Analysis of Microstructural Transformations Induced by Thermal Aging of Co-Cr-Ni-W-C Alloy Deposits and Their Impact on Corrosion Behavior in a 3.5% NaCl Medium

This paper presents a study on the microstructural evolution of deposits based on the stellite F alloy during temperature aging and consequently its effect on corrosion resistance in 3.5% NaCl medium. The deposits were made by transferred arc plasma (PTA) spraying on an austenitic steel substrate. Heat aging treatments were carried out at 950 °C for durations ranging from 50 to 500 h. The microstructural study was performed using scanning electron microscopy coupled with energy dispersive spectrometry and the x-ray diffraction technique allowed the identification of the phases.
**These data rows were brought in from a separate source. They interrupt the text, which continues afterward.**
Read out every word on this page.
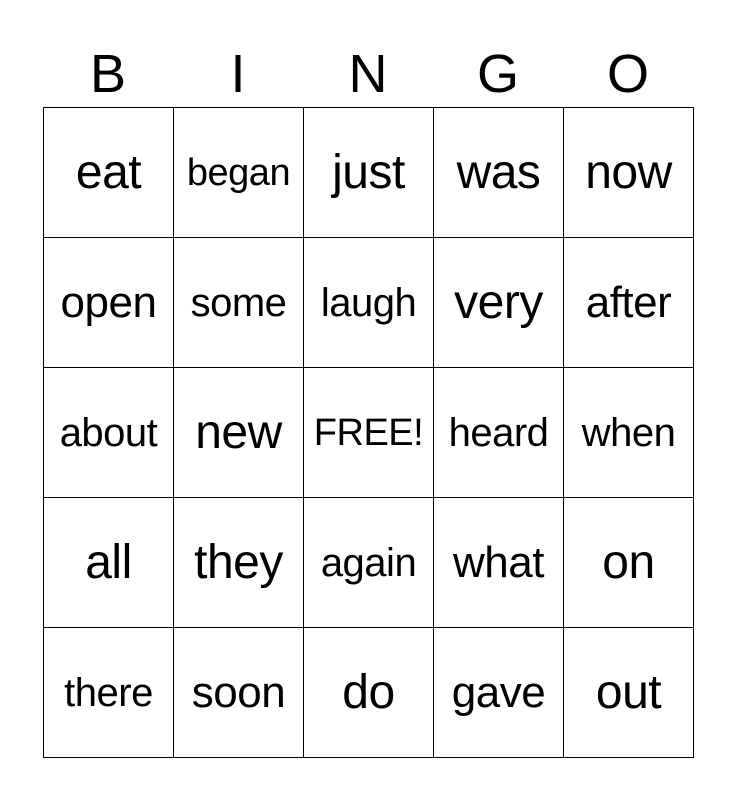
B	I	N	G	O
eat	began just	was now
open some laugh very after
about new FREE! heard when
all	they again what	on
there soon	do	gave	out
Quantitative chemical analyses of each phase were performed using the CAMECA X50 microprobe and the electron energy loss spectrometer on a transmission electron microscope. The electrochemical behavior was achieved by monitoring the open-circuit potential and plotting the potentiodynamic and cyclic polarization curves. The electrochemical parameters of the aged bare and coated samples, in aqueous solution of NaCl 3.5% at 298 K, are derived from the polarization curves. The results of the microstructural study show a significant evolution of the microstructure of the deposits during heat treatments, marked by the decomposition of M₇C₃ carbides and the precipitation of M₂₃C₆ and M₆C secondary carbides in the matrix. The presence of these carbides and the enrichment of the matrix in Cr improve the protective properties of the passive film formed, and consequently, the corrosion resistance of stellite alloy deposits.